Almost a year ago, my husband and I decided to start “trying.” To our surprise, the very first time, I found myself pregnant. We thought everything was falling into place—we were just waiting to close on our apartment so we could finally start our life together. But the closing kept getting delayed.
At that point, I was pregnant, and yet both of us were still living separately. George had ended his lease and was temporarily staying with his parents (for what we thought would be just a few short days). We were stuck in limbo—dreaming of building a home together, but unsure if it was even going to happen. Reality started sinking in: what if the apartment fell through? Should we start looking for a house all over again? Should we rent in the meantime? I couldn’t imagine living alone, pregnant in Connecticut, while my husband was in New York.
During this time, my parents were away, and I was dog-sitting at their home. When they returned, I told them the news—I was pregnant. But the very next day, I started bleeding. By the end of the night, I miscarried and lost the pregnancy.
Not long after, things finally started moving with the closing. We closed on the apartment and moved in that same week. I couldn’t lift anything, and while I was still healing physically and emotionally, I felt like I had to hide it from everyone. The whole experience took such a toll on me. At first, I felt numb. But as time passed, the grief hit harder—especially when I saw friends sharing pregnancy announcements, or when social media served me baby ads that felt like they were targeting my pain.

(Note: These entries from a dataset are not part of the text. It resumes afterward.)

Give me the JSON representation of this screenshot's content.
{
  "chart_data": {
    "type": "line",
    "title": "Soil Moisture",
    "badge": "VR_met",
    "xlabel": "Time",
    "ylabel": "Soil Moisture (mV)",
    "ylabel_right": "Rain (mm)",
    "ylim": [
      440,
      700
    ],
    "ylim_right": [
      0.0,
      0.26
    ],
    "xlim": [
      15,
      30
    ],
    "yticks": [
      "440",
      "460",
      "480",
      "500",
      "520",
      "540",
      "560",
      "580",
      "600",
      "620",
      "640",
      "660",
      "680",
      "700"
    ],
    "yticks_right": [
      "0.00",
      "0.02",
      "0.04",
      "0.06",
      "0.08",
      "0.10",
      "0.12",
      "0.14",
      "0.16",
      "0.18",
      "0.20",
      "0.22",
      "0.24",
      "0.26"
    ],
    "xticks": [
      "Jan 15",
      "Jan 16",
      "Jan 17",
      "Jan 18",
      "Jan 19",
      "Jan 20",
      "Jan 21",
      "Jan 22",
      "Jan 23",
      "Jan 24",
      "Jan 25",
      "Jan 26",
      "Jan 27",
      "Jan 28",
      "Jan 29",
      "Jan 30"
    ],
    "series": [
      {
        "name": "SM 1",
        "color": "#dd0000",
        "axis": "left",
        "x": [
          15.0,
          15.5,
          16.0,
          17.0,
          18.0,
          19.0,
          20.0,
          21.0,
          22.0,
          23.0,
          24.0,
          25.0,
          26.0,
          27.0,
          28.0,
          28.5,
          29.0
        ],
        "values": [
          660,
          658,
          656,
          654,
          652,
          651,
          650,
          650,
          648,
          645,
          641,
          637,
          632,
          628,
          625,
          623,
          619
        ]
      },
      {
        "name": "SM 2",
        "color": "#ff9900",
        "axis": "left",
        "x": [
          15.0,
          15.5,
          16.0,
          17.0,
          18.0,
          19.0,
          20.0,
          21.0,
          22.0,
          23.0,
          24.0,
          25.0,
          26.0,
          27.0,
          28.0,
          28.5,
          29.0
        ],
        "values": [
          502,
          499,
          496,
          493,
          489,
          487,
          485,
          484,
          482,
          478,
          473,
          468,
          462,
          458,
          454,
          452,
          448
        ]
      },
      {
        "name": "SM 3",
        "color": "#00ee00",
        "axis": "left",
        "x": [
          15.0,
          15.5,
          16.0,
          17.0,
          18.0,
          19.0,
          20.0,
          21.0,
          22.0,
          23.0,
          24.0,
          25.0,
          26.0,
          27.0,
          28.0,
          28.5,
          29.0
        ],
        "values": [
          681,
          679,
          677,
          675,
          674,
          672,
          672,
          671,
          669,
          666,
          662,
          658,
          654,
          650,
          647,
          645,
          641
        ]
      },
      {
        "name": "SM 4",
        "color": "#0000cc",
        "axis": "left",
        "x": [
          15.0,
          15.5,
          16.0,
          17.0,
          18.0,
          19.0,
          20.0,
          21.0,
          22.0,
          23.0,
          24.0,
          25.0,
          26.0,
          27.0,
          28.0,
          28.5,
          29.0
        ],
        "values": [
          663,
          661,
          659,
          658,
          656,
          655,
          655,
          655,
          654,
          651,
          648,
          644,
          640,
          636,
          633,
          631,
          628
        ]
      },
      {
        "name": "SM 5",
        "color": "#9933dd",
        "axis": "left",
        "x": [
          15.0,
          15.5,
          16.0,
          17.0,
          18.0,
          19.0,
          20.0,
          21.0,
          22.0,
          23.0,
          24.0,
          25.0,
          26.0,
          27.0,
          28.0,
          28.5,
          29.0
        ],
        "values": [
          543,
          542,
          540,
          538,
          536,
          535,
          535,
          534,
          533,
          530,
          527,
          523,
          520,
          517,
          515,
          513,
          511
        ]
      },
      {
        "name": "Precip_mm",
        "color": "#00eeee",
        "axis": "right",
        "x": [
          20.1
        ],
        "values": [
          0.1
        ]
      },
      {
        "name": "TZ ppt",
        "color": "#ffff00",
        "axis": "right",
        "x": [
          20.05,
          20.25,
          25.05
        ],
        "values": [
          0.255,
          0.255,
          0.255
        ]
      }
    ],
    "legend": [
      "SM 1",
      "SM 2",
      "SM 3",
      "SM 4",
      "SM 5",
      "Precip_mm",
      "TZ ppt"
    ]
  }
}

I spiraled. I cried in private, I snapped at my husband, and I questioned everything. Was it a sign I wasn’t meant to be a mom? A sign our marriage wasn’t strong enough? A sign something was wrong with me? My mind went to dark places.
After time, and after the window my OB recommended waiting, we decided to try again. And once again, on the very first try, I was pregnant. But this time it felt different. Instead of excitement, I felt fear. I kept it a secret. I worried constantly that it could be taken away from me again.